Un diagnostic préalable des situations d’exposition aux facteurs de risques de l’entreprise a été réalisé pour permettre de cibler les actions à mettre en œuvre, grâce notamment à l’inventaire des risques par unité de travail contenu dans le document unique d’évaluation des risques, et à la fiche d’entreprise réalisée par le médecin du travail qui identifie les risques et les effectifs de salariés exposés.

De plus l’étude pénibilité réalisé par DEKRA en décembre 2016 a confirmé que les unités de travail sont concernées par les facteurs de pénibilité. En revanche, les critères de pénibilité fixés par la réglementation ne sont pas dépassés.


Article 1 - Identification des facteurs de risques professionnels


Les parties au présent accord ont recensé, avec l'aide du comité social et économique, du service de santé au travail et de l'organisme DEKRA l'existence dans l'entreprise des facteurs de risques professionnels suivants : 

  • Manutentions manuelles de charges :


Emplois et postes visés

Niveau d'exposition

Mise en carton des couettes et mise sur palettes des cartons
Pénibilité moyenne
Chargement des rouleaux de tissus sur la ligne de production des couettes
Pénibilité faible


  • Gestes répétitifs :

Emplois et postes visés

Niveau d'exposition

Pliage des couettes
Pénibilité vraisemblablement atteinte
Préparation des housses avec étiquettes
Pénibilité forte
Remplissage, surjet et mise sous housse des oreillers
Pénibilité faible

Article 2 – Mesures et actions de prévention

Sur la base du diagnostic réalisé par DEKRA, il a été décidé de mettre en œuvre des mesures de prévention des facteurs de risques qui accompagnent les mesures déjà appliquées par l’entreprise.
Lors de l’étape du diagnostic, il a été relevé que l’entreprise avait déjà institué des mesures de prévention des facteurs de risques, avant même l’introduction de la démarche, pour certaines catégories d’emploi exposées.
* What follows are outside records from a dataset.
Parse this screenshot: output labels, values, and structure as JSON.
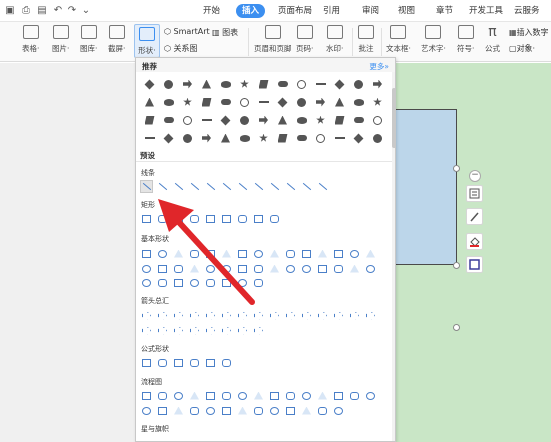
{
  "menu_tabs": [
    "开始",
    "插入",
    "页面布局",
    "引用",
    "审阅",
    "视图",
    "章节",
    "开发工具",
    "云服务"
  ],
  "active_tab": "插入",
  "ribbon": {
    "table": "表格·",
    "picture": "图片·",
    "gallery": "图库·",
    "screenshot": "截屏·",
    "shapes": "形状·",
    "smartart": "SmartArt",
    "chart": "图表",
    "relation": "关系图",
    "header_footer": "页眉和页脚",
    "page_number": "页码·",
    "watermark": "水印·",
    "comment": "批注",
    "textbox": "文本框·",
    "wordart": "艺术字·",
    "symbol": "符号·",
    "formula": "公式",
    "insert_number": "插入数字",
    "object": "对象·"
  },
  "dropdown": {
    "recommended_title": "推荐",
    "more_link": "更多»",
    "preset_title": "预设",
    "categories": {
      "lines": "线条",
      "rectangles": "矩形",
      "basic": "基本形状",
      "arrows": "箭头总汇",
      "formula": "公式形状",
      "flowchart": "流程图",
      "stars": "星与旗帜"
    }
  },
  "colors": {
    "accent": "#3c8ff0",
    "doc_green": "#c9e6c6",
    "shape_fill": "#bcd6ea",
    "arrow_red": "#e0262a"
  },
  "icons": [
    "undo-icon",
    "redo-icon",
    "print-icon",
    "shapes-icon",
    "pen-icon",
    "fill-icon",
    "layout-icon",
    "minus-icon"
  ]
}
Les parties signataires, reconnaissant la pertinence et l’efficacité des mesures, conviennent du maintien et de la poursuite de celles-ci.

Les mesures de prévention adoptées ont été définies en fonction de l’analyse de l’exposition des salariés aux facteurs de risques professionnels mentionnés à l’article L.4161-1. Ces mesures de prévention s’organisent autour :

  • D’au moins deux des thèmes suivants:
  • Réduction des poly-expositions aux facteurs de risques professionnels mentionnés à l’article L-4161-1 au-delà des seuils prévus ;
  • Adaptation et aménagement du poste de travail ;
  • Réduction des expositions.

  • Et d’au moins deux des thèmes suivants:
  • Amélioration des conditions de travail notamment sur le plan organisationnel ;
  • Développement des compétences et des qualifications ;
  • Aménagement des fins de carrière ;
  • Maintien en activité des salariés exposés.
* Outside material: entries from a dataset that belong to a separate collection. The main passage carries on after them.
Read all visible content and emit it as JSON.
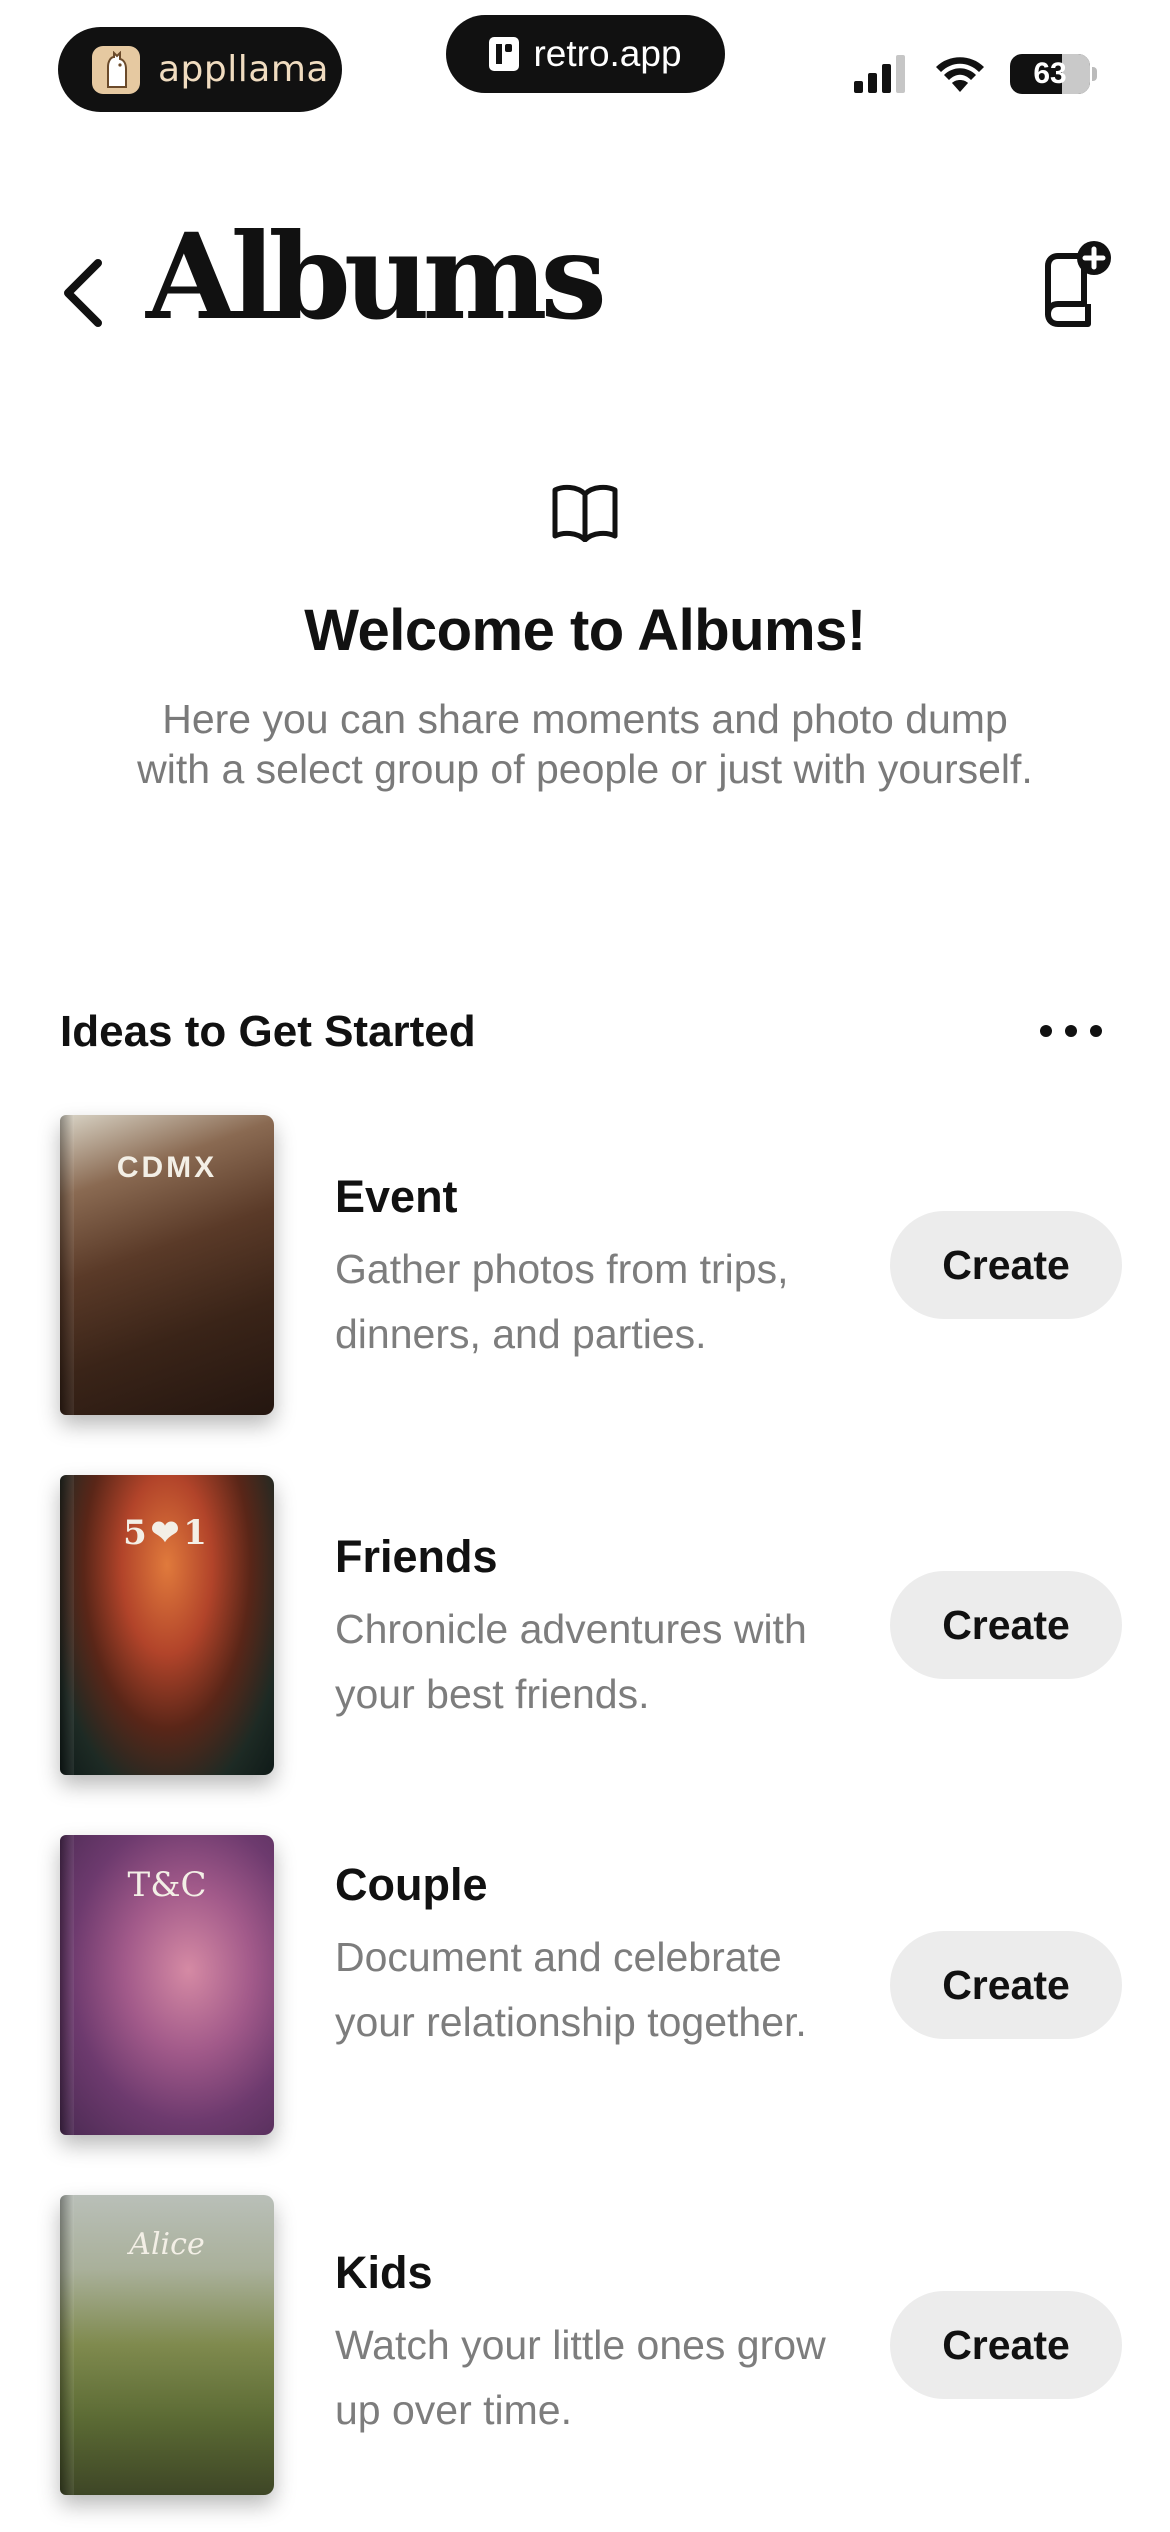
{
  "status_bar": {
    "left_app": "appllama",
    "center_app": "retro.app",
    "battery": "63"
  },
  "header": {
    "title": "Albums"
  },
  "welcome": {
    "title": "Welcome to Albums!",
    "body": "Here you can share moments and photo dump with a select group of people or just with yourself."
  },
  "ideas": {
    "title": "Ideas to Get Started",
    "items": [
      {
        "name": "Event",
        "description": "Gather photos from trips, dinners, and parties.",
        "cover_text": "CDMX",
        "button": "Create"
      },
      {
        "name": "Friends",
        "description": "Chronicle adventures with your best friends.",
        "cover_text": "5❤1",
        "button": "Create"
      },
      {
        "name": "Couple",
        "description": "Document and celebrate your relationship together.",
        "cover_text": "T&C",
        "button": "Create"
      },
      {
        "name": "Kids",
        "description": "Watch your little ones grow up over time.",
        "cover_text": "Alice",
        "button": "Create"
      }
    ]
  }
}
Chaque thème retenu dans le présent accord est assorti d’objectifs chiffrés et d’indicateurs de réalisation.


2.1 Adaptation et l’aménagement du poste de travail


L’entreprise s’engage à adapter et à aménager les postes de travail concernés en développant la polyvalence sur différentes activités de sorte à réduire les gestes répétitifs.

A cet effet, les formations nécessaires seront poursuivies pour les salariés qui ne seraient pas encore formés et les formations aux nouvelles activités seront mises en œuvre, tout en tenant compte des contraintes de production du niveau de compétence des collaborateurs concernés.
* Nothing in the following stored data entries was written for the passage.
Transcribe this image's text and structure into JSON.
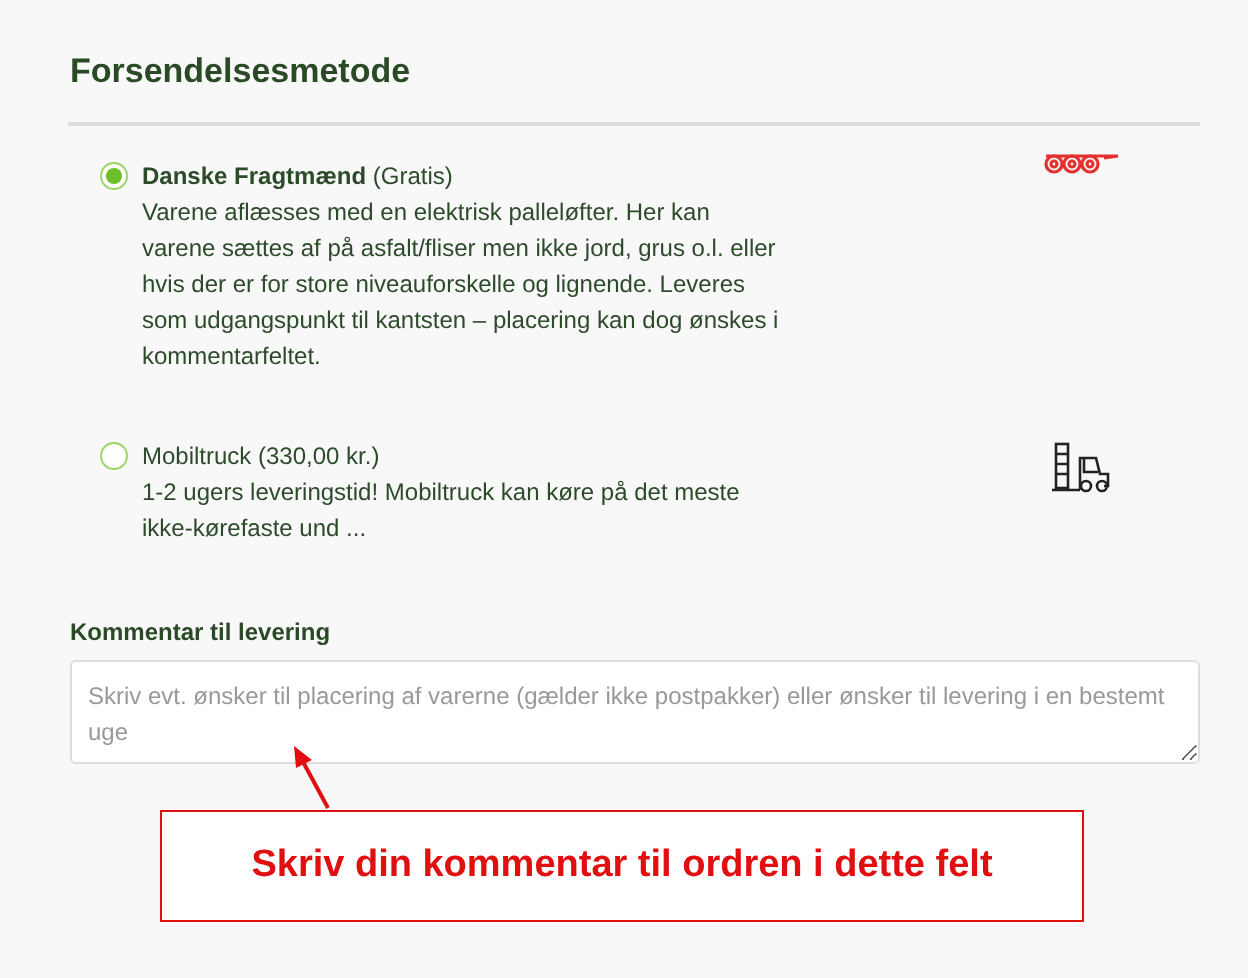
{
  "section": {
    "title": "Forsendelsesmetode"
  },
  "options": [
    {
      "label": "**Danske Fragtmænd** (Gratis)",
      "selected": true,
      "description": "Varene aflæsses med en elektrisk palleløfter. Her kan varene sættes af på asfalt/fliser men ikke jord, grus o.l. eller hvis der er for store niveauforskelle og lignende. Leveres som udgangspunkt til kantsten – placering kan dog ønskes i kommentarfeltet."
    },
    {
      "label": "Mobiltruck (330,00 kr.)",
      "selected": false,
      "description": "1-2 ugers leveringstid! Mobiltruck kan køre på det meste ikke-kørefaste und ..."
    }
  ],
  "comment": {
    "label": "Kommentar til levering",
    "placeholder": "Skriv evt. ønsker til placering af varerne (gælder ikke postpakker) eller ønsker til levering i en bestemt uge"
  },
  "callout": {
    "text": "Skriv din kommentar til ordren i dette felt"
  }
}
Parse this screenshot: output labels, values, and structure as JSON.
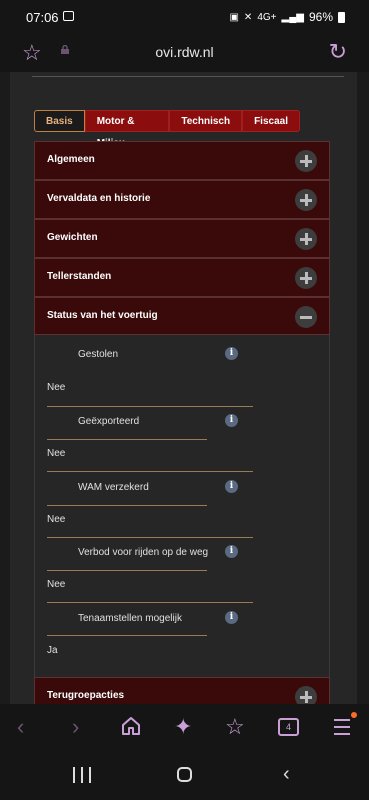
{
  "status_bar": {
    "time": "07:06",
    "network": "4G+",
    "battery": "96%"
  },
  "browser": {
    "url": "ovi.rdw.nl"
  },
  "tabs": [
    {
      "label": "Basis",
      "active": true
    },
    {
      "label": "Motor & Milieu",
      "active": false
    },
    {
      "label": "Technisch",
      "active": false
    },
    {
      "label": "Fiscaal",
      "active": false
    }
  ],
  "sections": [
    {
      "title": "Algemeen",
      "expanded": false
    },
    {
      "title": "Vervaldata en historie",
      "expanded": false
    },
    {
      "title": "Gewichten",
      "expanded": false
    },
    {
      "title": "Tellerstanden",
      "expanded": false
    },
    {
      "title": "Status van het voertuig",
      "expanded": true
    },
    {
      "title": "Terugroepacties",
      "expanded": false
    }
  ],
  "status_rows": [
    {
      "label": "Gestolen",
      "value": "Nee"
    },
    {
      "label": "Geëxporteerd",
      "value": "Nee"
    },
    {
      "label": "WAM verzekerd",
      "value": "Nee"
    },
    {
      "label": "Verbod voor rijden op de weg",
      "value": "Nee"
    },
    {
      "label": "Tenaamstellen mogelijk",
      "value": "Ja"
    }
  ],
  "info_glyph": "i",
  "bottom_nav": {
    "tab_count": "4"
  },
  "colors": {
    "accent": "#c99fd8",
    "tab_red": "#8b0d0d",
    "section_bg": "#3a0a0a"
  }
}
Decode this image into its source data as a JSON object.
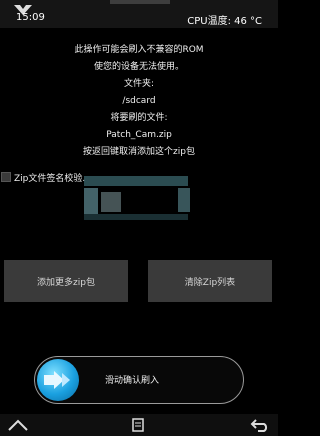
{
  "header": {
    "time": "15:09",
    "cpu_temp": "CPU温度: 46 °C",
    "logo_icon": "twrp-logo-icon"
  },
  "info_lines": [
    "此操作可能会刷入不兼容的ROM",
    "使您的设备无法使用。",
    "文件夹:",
    "/sdcard",
    "将要刷的文件:",
    "Patch_Cam.zip",
    "按返回键取消添加这个zip包"
  ],
  "zip_check": {
    "label": "Zip文件签名校验.",
    "checked": false
  },
  "buttons": {
    "add_more": "添加更多zip包",
    "clear_list": "清除Zip列表"
  },
  "slider": {
    "label": "滑动确认刷入",
    "knob_icon": "double-arrow-right-icon"
  },
  "navbar": {
    "home_icon": "home-icon",
    "menu_icon": "log-menu-icon",
    "back_icon": "back-arrow-icon"
  },
  "colors": {
    "background": "#000000",
    "button": "#3a3a3a",
    "accent": "#1aa0e0"
  }
}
L’objectif de cette mesure est de faire varier les gestes réalisés par les opérateurs de production et de faire varier les sollicitations des membres supérieurs qui en découlent pour en réduire les effets.
L’indicateur de suivi de cette mesure est matérialisé par la tenue et la mise à jour d’une grille de polyvalence qui rendra compte des formations et nouvelles compétences acquises par les salariés sur les différentes activités. Cette grille sera remise à jour chaque année et sera communiquée au moment du bilan annuel de cet accord.

Il sera également possible de vérifier cette polyvalence à partir des décomptes des temps passés sur les différentes activités des salariés exposés au travail répétitif.


2.2 Réduction des expositions aux facteurs de risques professionnels


Afin de réduire l’exposition aux gestes répétitifs, l’entreprise s’engage à poursuivre et de développer la polyvalence déjà en place en faisant travailler les salariés exposés au travail répétitif sur différentes activités.

A cet effet, les formations nécessaires pour les salariés qui ne seraient pas encore formés seront poursuivies, tout en tenant compte des contraintes de production et du niveau de compétences des salariés concernés.
L’objectif de cette mesure est de faire varier les gestes réalisés par les opérateurs de production et de faire varier les sollicitations des membres supérieurs qui en découlent pour en réduire les effets.

L’indicateur de suivi de cette mesure est matérialisé par la tenue et la mise à jour d’une grille de polyvalence à partir des décomptes des temps passés sur les différentes activités des salariés exposés au travail répétitif.



2.3 Développement des compétences et des qualifications


Le développement des compétences et des qualifications contribue au maintien en activité. Grâce à cette démarche, les salariés peuvent renforcer leurs compétences, se professionnaliser sur de nouvelles activités ou évoluer au sein de l’entreprise. A ce titre, l’entreprise dispose de plusieurs outils :

  • La formation obligatoire dictée par l’activité de l’entreprise ;
  • Les formations dites non obligatoires ;
  • Les besoins remontés par les salariés eux-mêmes lors de l’entretien professionnel.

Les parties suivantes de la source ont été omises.